A federal judge just threw billionaire Elon Musk into the legal spotlight, ordering them to sit for depositions over his involvement in dismantling the U.S. Agency for International Development (USAID).

In a ruling handed down Tuesday, District judge Theodore D. Chuang ordered Musk and State Department workers to answer questions under oath about their roles in the rapid teardown of USAID, a massive agency once staffed by about 10,000 people and responsible for roughly $43 billion in global disaster relief and development spending.

USAID didn’t just administer overseas assistance — it was America’s main civilian face in responding to crises around the world, from earthquakes to pandemics. Now its fate is in legal limbo, and a judge wants to get to the bottom of how Musk and government officials executed the changes.

As reported by Axios, deposition order is part of a lawsuit filed by current and former USAID employees who say the shutdown and restructuring were bungled and lacked proper justification.

The White House has punted all questions about the situation to the State Department, which did not immediately comment. Musk, for his part, has previously called the initiative known as DOGE (Department of Government Efficiency) “somewhat successful,” even as critics howl about its legality and chaotic execution.

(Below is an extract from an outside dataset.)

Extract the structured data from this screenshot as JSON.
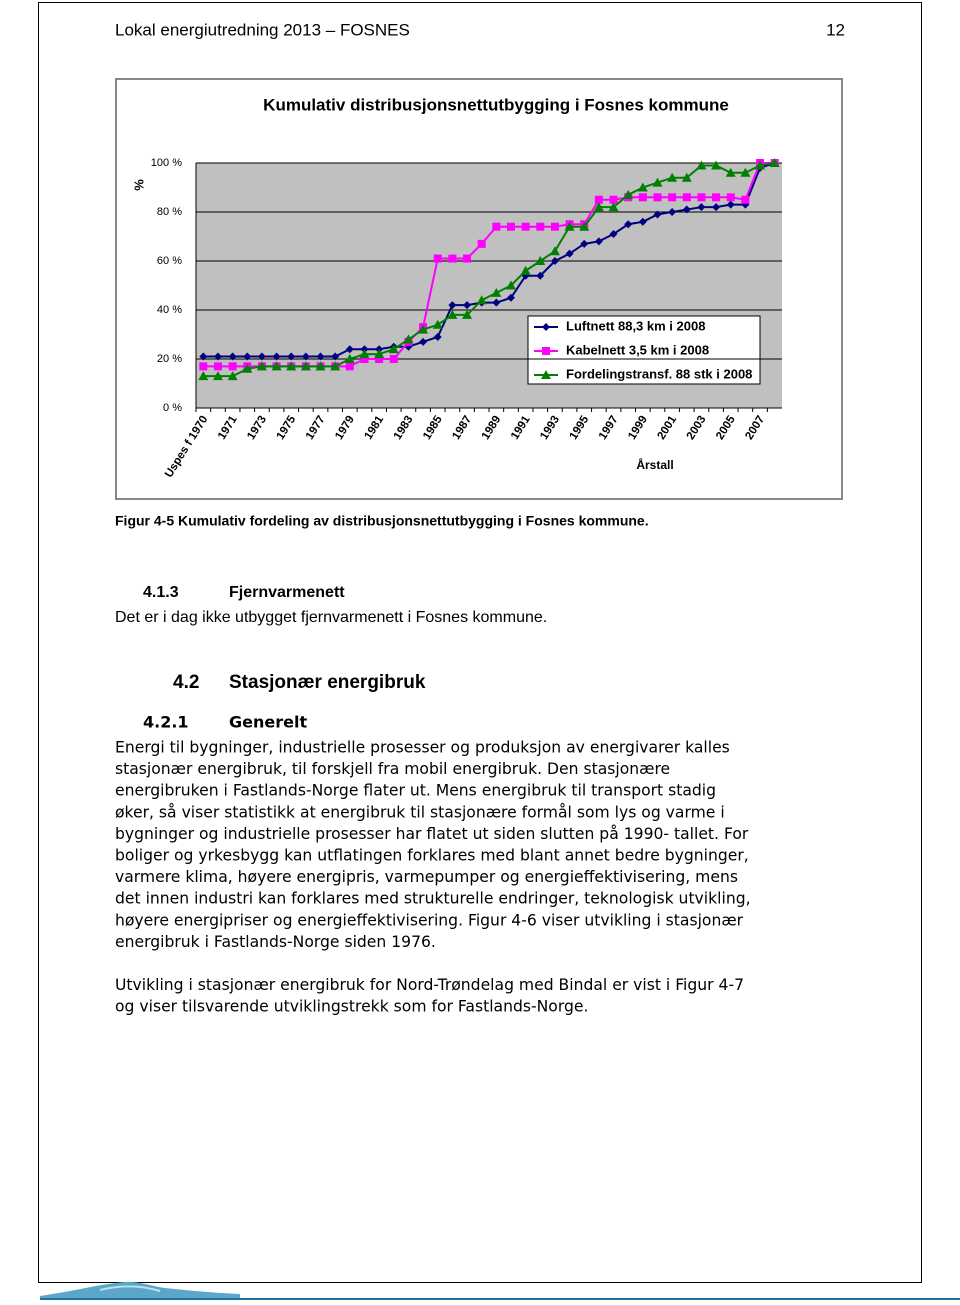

Union leaders and legal experts have repeatedly flagged Musk’s access to agency operations as unprecedented. Employees were instructed to follow directives linked to DOGE, even as congressional and administrative warnings poured in that the approach was outside the bounds of lawful authority.

The court order represents a rare legal pushback against the growing influence of a private citizen inside the federal government. Lawyers for USAID employees are using the deposition to uncover how much Musk shaped policy, personnel decisions, and operational priorities — and whether his fingerprints overstep legal and ethical limits.

Observers say the case could set a precedent: billionaires may not be untouchable when they start steering government agencies, even indirectly. Musk’s deposition, along with testimony from senior State Department officials, is likely to reveal how deep private influence reached into public governance — and whether those decisions compromised the country’s foreign aid mission.

The ruling makes one thing crystal clear: Musk is not immune from legal accountability — especially when his ambitions collide with the machinery of the U.S. government.